Two skeins about 5.5 Oz's each, washed, weighed, and ready.
Worsted weight with some subtle thick/thin going on...not on purpose. I feel it will give some soft texture to the fabric knitted with this This has been a great learning experience!

These pictures dont quite show all the lovely shades of blue, so I'm also reposting the pic from my 'got fiber?' topic. Which might give give a better idea.


----------



## mama879 (Jan 27, 2011)

Very pretty they are my favorite colors. So nicely spun to.


----------



## Cdambro (Dec 30, 2013)

Really pretty. I like the colors and your spinning looks great.


----------



## crafterwantabe (Feb 26, 2013)

Beautifully spun yarn... that color is very very pretty!

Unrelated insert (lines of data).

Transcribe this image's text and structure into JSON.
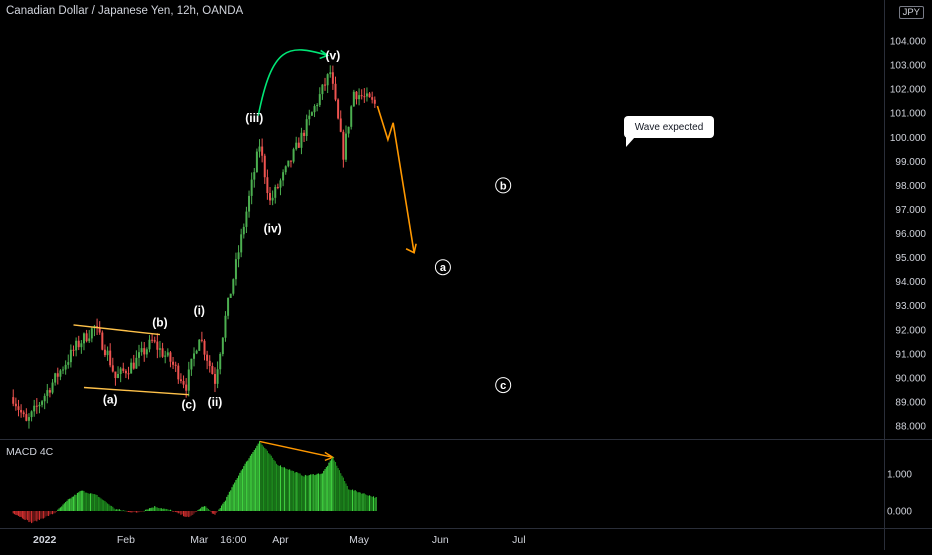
{
  "header": {
    "title": "Canadian Dollar / Japanese Yen, 12h, OANDA",
    "currency": "JPY"
  },
  "colors": {
    "up": "#26a69a",
    "up_bright": "#4caf50",
    "down": "#ef5350",
    "annotation": "#ff9800",
    "arrow_green": "#00e676",
    "macd_up": "#2fbf2f",
    "macd_down": "#c62828"
  },
  "chart_data": [
    {
      "type": "candlestick",
      "title": "Canadian Dollar / Japanese Yen, 12h, OANDA",
      "y_unit": "JPY",
      "ylim": [
        87.5,
        104.8
      ],
      "y_ticks": [
        "88.000",
        "89.000",
        "90.000",
        "91.000",
        "92.000",
        "93.000",
        "94.000",
        "95.000",
        "96.000",
        "97.000",
        "98.000",
        "99.000",
        "100.000",
        "101.000",
        "102.000",
        "103.000",
        "104.000"
      ],
      "x_ticks": [
        "2022",
        "Feb",
        "Mar",
        "16:00",
        "Apr",
        "May",
        "Jun",
        "Jul"
      ],
      "close_path": [
        {
          "t": "2021-12-20",
          "price": 89.2
        },
        {
          "t": "2021-12-25",
          "price": 88.1
        },
        {
          "t": "2022-01-04",
          "price": 89.8
        },
        {
          "t": "2022-01-13",
          "price": 91.3
        },
        {
          "t": "2022-01-20",
          "price": 92.1
        },
        {
          "t": "2022-01-25",
          "price": 91.0
        },
        {
          "t": "2022-01-28",
          "price": 90.0
        },
        {
          "t": "2022-02-04",
          "price": 90.6
        },
        {
          "t": "2022-02-11",
          "price": 91.5
        },
        {
          "t": "2022-02-18",
          "price": 90.7
        },
        {
          "t": "2022-02-24",
          "price": 89.7
        },
        {
          "t": "2022-03-01",
          "price": 91.8
        },
        {
          "t": "2022-03-07",
          "price": 89.9
        },
        {
          "t": "2022-03-11",
          "price": 92.5
        },
        {
          "t": "2022-03-17",
          "price": 95.8
        },
        {
          "t": "2022-03-24",
          "price": 99.7
        },
        {
          "t": "2022-03-28",
          "price": 97.3
        },
        {
          "t": "2022-04-04",
          "price": 98.8
        },
        {
          "t": "2022-04-11",
          "price": 100.5
        },
        {
          "t": "2022-04-20",
          "price": 102.7
        },
        {
          "t": "2022-04-25",
          "price": 99.3
        },
        {
          "t": "2022-04-29",
          "price": 101.9
        },
        {
          "t": "2022-05-08",
          "price": 101.3
        }
      ],
      "wave_labels": [
        {
          "text": "(a)",
          "t": "2022-01-26",
          "price": 89.1
        },
        {
          "text": "(b)",
          "t": "2022-02-14",
          "price": 92.3
        },
        {
          "text": "(c)",
          "t": "2022-02-25",
          "price": 88.9
        },
        {
          "text": "(i)",
          "t": "2022-03-01",
          "price": 92.8
        },
        {
          "text": "(ii)",
          "t": "2022-03-07",
          "price": 89.0
        },
        {
          "text": "(iii)",
          "t": "2022-03-22",
          "price": 100.8
        },
        {
          "text": "(iv)",
          "t": "2022-03-29",
          "price": 96.2
        },
        {
          "text": "(v)",
          "t": "2022-04-21",
          "price": 103.4
        },
        {
          "text": "a",
          "t": "2022-06-02",
          "price": 94.6,
          "circled": true
        },
        {
          "text": "b",
          "t": "2022-06-25",
          "price": 98.0,
          "circled": true
        },
        {
          "text": "c",
          "t": "2022-06-25",
          "price": 89.7,
          "circled": true
        }
      ],
      "callout": "Wave expected",
      "projection_path": [
        {
          "t": "2022-05-08",
          "price": 101.3
        },
        {
          "t": "2022-05-12",
          "price": 99.9
        },
        {
          "t": "2022-05-14",
          "price": 100.6
        },
        {
          "t": "2022-05-22",
          "price": 95.2
        }
      ],
      "channel": {
        "upper": [
          {
            "t": "2022-01-12",
            "price": 92.2
          },
          {
            "t": "2022-02-14",
            "price": 91.8
          }
        ],
        "lower": [
          {
            "t": "2022-01-16",
            "price": 89.6
          },
          {
            "t": "2022-02-25",
            "price": 89.3
          }
        ]
      }
    },
    {
      "type": "bar",
      "title": "MACD 4C",
      "y_ticks": [
        "1.000",
        "0.000"
      ],
      "ylim": [
        -0.4,
        1.95
      ],
      "histogram_path": [
        {
          "t": "2021-12-20",
          "value": -0.05
        },
        {
          "t": "2021-12-27",
          "value": -0.32
        },
        {
          "t": "2022-01-05",
          "value": -0.05
        },
        {
          "t": "2022-01-10",
          "value": 0.3
        },
        {
          "t": "2022-01-15",
          "value": 0.55
        },
        {
          "t": "2022-01-21",
          "value": 0.42
        },
        {
          "t": "2022-01-28",
          "value": 0.05
        },
        {
          "t": "2022-02-05",
          "value": -0.05
        },
        {
          "t": "2022-02-12",
          "value": 0.12
        },
        {
          "t": "2022-02-18",
          "value": 0.02
        },
        {
          "t": "2022-02-25",
          "value": -0.18
        },
        {
          "t": "2022-03-03",
          "value": 0.15
        },
        {
          "t": "2022-03-07",
          "value": -0.12
        },
        {
          "t": "2022-03-11",
          "value": 0.3
        },
        {
          "t": "2022-03-17",
          "value": 1.1
        },
        {
          "t": "2022-03-24",
          "value": 1.88
        },
        {
          "t": "2022-03-31",
          "value": 1.25
        },
        {
          "t": "2022-04-10",
          "value": 0.95
        },
        {
          "t": "2022-04-17",
          "value": 1.02
        },
        {
          "t": "2022-04-21",
          "value": 1.45
        },
        {
          "t": "2022-04-27",
          "value": 0.6
        },
        {
          "t": "2022-05-08",
          "value": 0.35
        }
      ],
      "divergence": [
        {
          "t": "2022-03-24",
          "value": 1.88
        },
        {
          "t": "2022-04-21",
          "value": 1.45
        }
      ]
    }
  ]
}
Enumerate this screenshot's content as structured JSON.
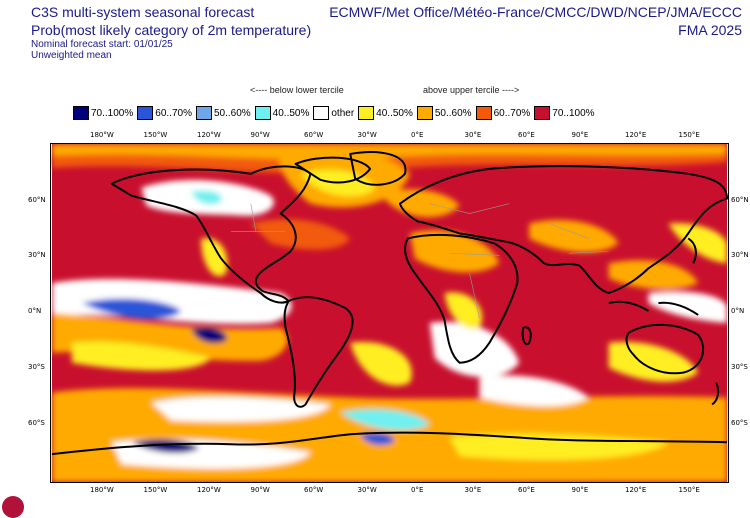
{
  "header": {
    "system_title": "C3S multi-system seasonal forecast",
    "product_title": "Prob(most likely category of 2m temperature)",
    "forecast_start": "Nominal forecast start: 01/01/25",
    "weighting": "Unweighted mean",
    "sources": "ECMWF/Met Office/Météo-France/CMCC/DWD/NCEP/JMA/ECCC",
    "season": "FMA 2025"
  },
  "tercile_notes": {
    "below": "<---- below lower tercile",
    "above": "above upper tercile ---->"
  },
  "legend": [
    {
      "label": "70..100%",
      "color": "#00007a"
    },
    {
      "label": "60..70%",
      "color": "#2a55d8"
    },
    {
      "label": "50..60%",
      "color": "#6fa8e8"
    },
    {
      "label": "40..50%",
      "color": "#6ff0f0"
    },
    {
      "label": "other",
      "color": "#ffffff"
    },
    {
      "label": "40..50%",
      "color": "#ffee22"
    },
    {
      "label": "50..60%",
      "color": "#ffaa00"
    },
    {
      "label": "60..70%",
      "color": "#f25a0a"
    },
    {
      "label": "70..100%",
      "color": "#c8102e"
    }
  ],
  "axes": {
    "lon_labels": [
      "180°W",
      "150°W",
      "120°W",
      "90°W",
      "60°W",
      "30°W",
      "0°E",
      "30°E",
      "60°E",
      "90°E",
      "120°E",
      "150°E"
    ],
    "lat_labels": [
      "60°N",
      "30°N",
      "0°N",
      "30°S",
      "60°S"
    ]
  },
  "colors": {
    "title_text": "#1a1a8c",
    "coastline": "#000000",
    "borders": "#9a9a9a"
  }
}
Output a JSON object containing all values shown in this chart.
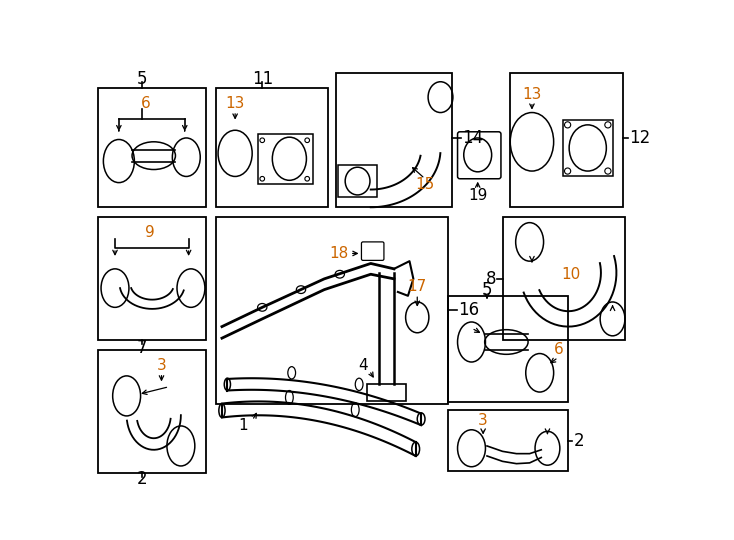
{
  "bg": "#ffffff",
  "lc": "#000000",
  "orange": "#cc6600",
  "black": "#000000",
  "fig_w": 7.34,
  "fig_h": 5.4,
  "dpi": 100
}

Love it..


----------



## desireeross (Jun 2, 2013)

That looks so lovely and soft


----------



## dogyarns (Oct 28, 2014)

This will make something lovely and warm. Beautiful yarn!


----------



## deenashoemaker (Nov 9, 2014)

I love it, looks like denim!


----------



## kybrat (Dec 19, 2012)

Kentucky colors....beautiful job!


----------



## a fool for fiber (Nov 18, 2014)

Very pretty! I need take the plunge and start plying my yarns. I love single ply yarn so haven't felt the need to ply, but after seeing your yarn, I want to learn!


----------



## wordancer (May 4, 2011)

crazychickenlady said:


> Very pretty! I need take the plunge and start plying my yarns. I love single ply yarn so haven't felt the need to ply, but after seeing your yarn, I want to learn!


Come on in the water is fine!


----------



## JeanneW (Feb 9, 2013)

So lovely!


----------



## BirchPoint (Feb 12, 2016)

Beautiful yarn. Show us what you make with it down the road!


----------



## wordancer (May 4, 2011)

BirchPoint said:


> Show us what you make with it down the road!


Thanks, but, I'll be selling this..and probably most that I spin for now. I'm so chuffed about spinning that I'm finding it hard to knit... Eventually I'm sure that I will spin for myself. ????????????????????


----------



## mama879 (Jan 27, 2011)

wordancer said:


> Thanks, but, I'll be selling this..and probably most that I spin for now. I'm so chuffed about spinning that I'm finding it hard to knit... Eventually I'm sure that I will spin for myself. ????????????????????


Sell it on our selling post. It is wonderful sure it will go fast.


----------



## wordancer (May 4, 2011)

mama879 said:


> Sell it on our selling post. It is wonderful sure it will go fast.


Yes as soon as I get a better picture that shows all the shades of blues. Think I should use my real camera.. Where is it. Plus put in some mailing supplies... 
LOL @ myself, I'm making it sound like work, eh?


----------



## Reba1 (Feb 5, 2012)

Very pretty!


----------



## marianikole (Aug 29, 2011)

Very pretty, love it


----------